И так и эдак смотрел. Наклонял голову то в одну, то в другую сторону. Щурился. Складывал пальцы в трубочку и смотрел в дырочку.

Соседи молчали.

Они тоже складывали пальцы в трубочку и смотрели в дырочку.

— А кто его знает, может быть, потом доску прибьют на наш дом. Здесь, скажут, в этом доме, жил знаменитый художник Витя Стариков…

— Как же, прибьют, ждите…

— Если про него прибьют, то про меня тоже прибьют, — сказал дядя Садых.

— Художник — это интересно…

— У меня был брат-художник, потом он утонул…

— Художники — они здорово зарабатывают…

— У меня был дядя-художник, он себе мотоцикл купил…

— Смотря какой художник…

— Вот только краски пахнут…

…У меня, по-моему, неплохо получилось.

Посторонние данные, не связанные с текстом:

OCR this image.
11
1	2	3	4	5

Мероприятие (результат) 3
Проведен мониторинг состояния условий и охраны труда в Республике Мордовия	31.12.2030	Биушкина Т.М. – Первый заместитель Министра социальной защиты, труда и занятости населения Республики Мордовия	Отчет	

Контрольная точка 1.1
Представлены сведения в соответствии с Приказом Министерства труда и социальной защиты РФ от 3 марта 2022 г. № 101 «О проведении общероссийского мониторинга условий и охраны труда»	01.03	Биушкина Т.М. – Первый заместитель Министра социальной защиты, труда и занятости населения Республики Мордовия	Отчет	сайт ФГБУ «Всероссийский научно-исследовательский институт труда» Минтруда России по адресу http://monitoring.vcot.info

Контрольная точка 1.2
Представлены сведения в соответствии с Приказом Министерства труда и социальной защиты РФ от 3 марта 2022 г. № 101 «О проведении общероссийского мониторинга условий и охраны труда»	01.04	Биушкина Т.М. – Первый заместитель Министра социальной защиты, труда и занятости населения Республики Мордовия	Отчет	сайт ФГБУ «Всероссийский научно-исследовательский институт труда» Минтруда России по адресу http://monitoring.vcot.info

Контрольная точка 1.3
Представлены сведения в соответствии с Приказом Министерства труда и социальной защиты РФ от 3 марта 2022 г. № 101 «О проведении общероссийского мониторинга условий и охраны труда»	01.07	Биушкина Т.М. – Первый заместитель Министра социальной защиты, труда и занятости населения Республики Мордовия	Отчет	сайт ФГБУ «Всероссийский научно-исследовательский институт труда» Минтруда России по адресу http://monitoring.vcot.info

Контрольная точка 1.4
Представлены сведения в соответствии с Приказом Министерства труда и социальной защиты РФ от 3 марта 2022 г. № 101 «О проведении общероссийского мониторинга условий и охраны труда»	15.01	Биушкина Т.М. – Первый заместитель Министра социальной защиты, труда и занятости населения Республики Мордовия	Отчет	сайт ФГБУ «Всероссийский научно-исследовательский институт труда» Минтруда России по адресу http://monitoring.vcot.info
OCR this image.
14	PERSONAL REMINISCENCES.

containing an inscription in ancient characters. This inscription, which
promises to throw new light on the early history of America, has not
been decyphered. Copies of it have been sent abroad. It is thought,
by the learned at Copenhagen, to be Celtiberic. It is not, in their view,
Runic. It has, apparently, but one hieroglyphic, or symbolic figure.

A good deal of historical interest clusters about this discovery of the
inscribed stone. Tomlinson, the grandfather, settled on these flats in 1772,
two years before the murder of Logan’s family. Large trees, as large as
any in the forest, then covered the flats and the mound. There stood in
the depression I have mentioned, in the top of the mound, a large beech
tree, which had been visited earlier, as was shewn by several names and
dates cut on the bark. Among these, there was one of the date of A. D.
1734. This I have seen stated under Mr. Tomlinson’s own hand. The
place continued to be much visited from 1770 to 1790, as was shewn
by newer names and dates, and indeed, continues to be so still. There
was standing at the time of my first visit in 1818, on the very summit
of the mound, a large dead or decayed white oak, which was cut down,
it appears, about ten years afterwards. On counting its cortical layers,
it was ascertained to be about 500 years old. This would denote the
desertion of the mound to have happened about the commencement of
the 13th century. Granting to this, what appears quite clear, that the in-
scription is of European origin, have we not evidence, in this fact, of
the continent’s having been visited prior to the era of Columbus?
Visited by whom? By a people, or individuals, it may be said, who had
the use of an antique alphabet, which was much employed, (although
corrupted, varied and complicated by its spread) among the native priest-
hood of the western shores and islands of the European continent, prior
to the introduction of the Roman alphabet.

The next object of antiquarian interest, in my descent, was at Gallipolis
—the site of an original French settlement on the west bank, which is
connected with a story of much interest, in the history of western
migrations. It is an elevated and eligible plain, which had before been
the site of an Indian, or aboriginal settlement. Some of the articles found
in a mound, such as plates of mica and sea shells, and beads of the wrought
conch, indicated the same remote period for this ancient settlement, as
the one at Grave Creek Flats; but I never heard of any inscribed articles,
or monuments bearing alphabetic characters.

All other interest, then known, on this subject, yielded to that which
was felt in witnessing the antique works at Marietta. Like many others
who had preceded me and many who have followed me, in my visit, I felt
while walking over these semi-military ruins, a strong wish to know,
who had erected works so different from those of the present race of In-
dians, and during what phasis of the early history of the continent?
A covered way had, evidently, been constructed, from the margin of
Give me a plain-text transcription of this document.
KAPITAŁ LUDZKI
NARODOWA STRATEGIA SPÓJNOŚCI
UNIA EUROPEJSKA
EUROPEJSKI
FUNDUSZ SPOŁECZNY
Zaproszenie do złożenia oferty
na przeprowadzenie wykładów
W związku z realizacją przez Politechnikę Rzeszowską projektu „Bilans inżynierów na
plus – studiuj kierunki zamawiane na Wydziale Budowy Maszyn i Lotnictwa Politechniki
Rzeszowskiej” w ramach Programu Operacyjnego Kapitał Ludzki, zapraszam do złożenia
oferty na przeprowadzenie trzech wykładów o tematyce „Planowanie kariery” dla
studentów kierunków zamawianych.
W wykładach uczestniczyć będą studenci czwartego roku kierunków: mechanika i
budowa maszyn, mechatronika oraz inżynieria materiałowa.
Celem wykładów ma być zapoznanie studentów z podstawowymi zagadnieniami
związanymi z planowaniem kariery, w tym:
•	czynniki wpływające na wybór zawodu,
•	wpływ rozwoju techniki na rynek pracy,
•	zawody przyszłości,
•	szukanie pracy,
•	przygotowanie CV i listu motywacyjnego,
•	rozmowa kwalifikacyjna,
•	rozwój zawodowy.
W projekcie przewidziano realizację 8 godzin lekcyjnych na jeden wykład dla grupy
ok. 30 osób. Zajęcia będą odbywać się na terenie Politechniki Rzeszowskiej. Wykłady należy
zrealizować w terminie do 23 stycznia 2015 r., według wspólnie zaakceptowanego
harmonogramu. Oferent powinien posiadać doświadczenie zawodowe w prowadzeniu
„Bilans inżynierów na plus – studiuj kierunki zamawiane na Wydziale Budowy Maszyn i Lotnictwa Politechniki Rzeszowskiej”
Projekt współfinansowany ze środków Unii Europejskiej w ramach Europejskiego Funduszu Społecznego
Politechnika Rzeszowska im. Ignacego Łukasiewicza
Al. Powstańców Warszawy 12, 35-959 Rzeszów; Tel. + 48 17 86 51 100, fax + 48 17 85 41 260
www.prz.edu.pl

Кое-где краски жидко ложились, а кое-где густо. В одном месте прямо настоящее море получилось. Жалко только, не было кобальта фиолетового. Значит, не в каждой коробке бывает кобальт фиолетовый… И соседи меня хвалили.

Я понёс табуретку в комнату. Я был уверен, что я написал выдающуюся картину.

— Взгляни на себя в зеркало, — сказала мама.

Я взглянул на себя.

Лицо моё было красным, синим и фиолетовым…

Палитры на стенах

— Пройдитесь после уроков по всему городу, — говорил Пётр Петрович, — и сотрите эти палитры!

Это мы с Алькой ходили по городу и мелом рисовали на стенах палитры. А внутри палитры писали:

Витя!

Алик!

Рублёв!

Иванов!

Тинторетто!

Делакруа!

Рафаэль!

Рембрандт!

Мы, конечно, знали, что писать на стенах не очень хорошо. Мы всё это знали. Но как-то не думали.

— Если каждый будет, — говорил Пётр Петрович, — писать на стенах свои имена… Я понимаю ваше желание увековечить себя, так сказать, закрепить свои имена… Несколько преждевременно… не совсем, я бы сказал, благородные порывы… Мне завуч говорит: «Это не ваши там стены разрисовали?» Я говорю: «Нет, это не наши». Я думаю, мы с вами сами в этом разберёмся. Сотрите, пожалуйста, эти палитры… — Потом он сказал всему классу: — Кругом столько этих палитр… Не так-то легко от них избавиться… Может, ты, Кафаров, поможешь?

Кафаров молчал. Видно было, что он совсем не хочет помогать.

Встала самая маленькая в нашем классе Кира Велимбахова и тоненьким голосом говорит:

— Я помогу.

— Не надо нам помогать, — говорю.

— Тогда сделаем так, — сказал Пётр Петрович. — Каждый, идя в школу или из школы, наверняка встретится хотя бы с одной палитрой. Я вас прошу: сотрите её. Вот и всё. Я и сам так сделаю, когда буду проходить мимо.

— На нашем парадном нарисована такая палитра, — сказала Тася Лебедева.

— Вот, вот, — сказал Пётр Петрович, — ты её и сотри!

— Очень надо! — Тася Лебедева посмотрела на нас. — Они будут рисовать, а я буду стирать?

— Они поняли свою ошибку, — сказал Пётр Петрович, — они всё поняли.

— Пусть сами стирают, — сказал Кафаров.

— Какие вы, ребята! — сказал Пётр Петрович. — Почему я могу стирать, а вы не можете?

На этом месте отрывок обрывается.